Pichai mentioned the company’s two so-called large language models, LaMDA and PaLM, the latter of which is set to be released soon. CNBC reported this week that Google had begun testing Apprentice Bard, an AI chatbot similar to ChatGPT that uses LaMDA technology.

LaMDA shot to prominence last year when Google suspended and then dismissed an engineer after he went public with claims that LaMDA was “sentient”. Blake Lemoine’s claims about LaMDA – an acronym for language model for dialogue applications – were “wholly unfounded,” according to Google.

Large language models, such as LaMDA and the one behind ChatGPT, are types of neural networks that are fed massive amounts of text in order to be taught how to generate plausible sentences. Neural networks are computerized representations of the underlying architecture of the brain. ChatGPT has gone viral after being used to create everything from school essays to job applications.

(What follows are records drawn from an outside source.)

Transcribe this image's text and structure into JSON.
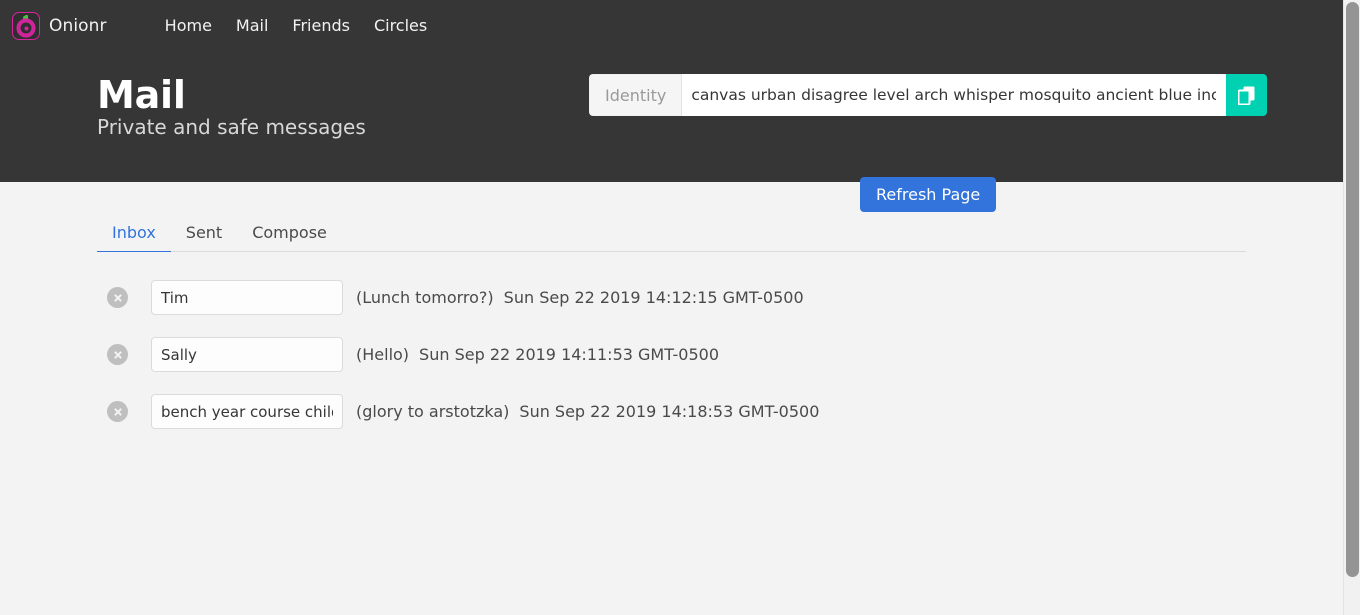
{
  "navbar": {
    "brand_name": "Onionr",
    "logo_icon": "onion-logo-icon",
    "links": [
      {
        "label": "Home"
      },
      {
        "label": "Mail"
      },
      {
        "label": "Friends"
      },
      {
        "label": "Circles"
      }
    ]
  },
  "hero": {
    "title": "Mail",
    "subtitle": "Private and safe messages",
    "identity_label": "Identity",
    "identity_value": "canvas urban disagree level arch whisper mosquito ancient blue include ele",
    "identity_placeholder": "",
    "copy_button_icon": "copy-icon",
    "refresh_button": "Refresh Page"
  },
  "tabs": [
    {
      "label": "Inbox",
      "active": true
    },
    {
      "label": "Sent",
      "active": false
    },
    {
      "label": "Compose",
      "active": false
    }
  ],
  "messages": [
    {
      "delete_icon": "close-icon",
      "sender": "Tim",
      "subject": "(Lunch tomorro?)",
      "date": "Sun Sep 22 2019 14:12:15 GMT-0500"
    },
    {
      "delete_icon": "close-icon",
      "sender": "Sally",
      "subject": "(Hello)",
      "date": "Sun Sep 22 2019 14:11:53 GMT-0500"
    },
    {
      "delete_icon": "close-icon",
      "sender": "bench year course child current",
      "subject": "(glory to arstotzka)",
      "date": "Sun Sep 22 2019 14:18:53 GMT-0500"
    }
  ],
  "colors": {
    "header_background": "#363636",
    "page_background": "#f3f3f3",
    "accent_teal": "#00d1b2",
    "accent_blue": "#3273dc",
    "logo_pink": "#d6249f",
    "logo_green": "#43c93b"
  }
}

Pichai stated that as part of the rollout, chatbot technology would be integrated into Google.

He also lauded Alphabet’s UK-based AI unit DeepMind, claiming that its database of “all 200 million proteins known to science” has been used by 1 million biologists worldwide.

According to analysts, ChatGPT, developed by the San Francisco-based company OpenAI, has reached 100 million users since its November 30 launch. Analysts at investment bank UBS described the growth as unprecedented, writing, “In 20 years of following the internet space, we cannot recall a faster ramp in a consumer internet app.”

With the release of ChatGPT, OpenAI has “put a firework” under big tech companies, according to Michael Wooldridge, a professor of computer science at the University of Oxford.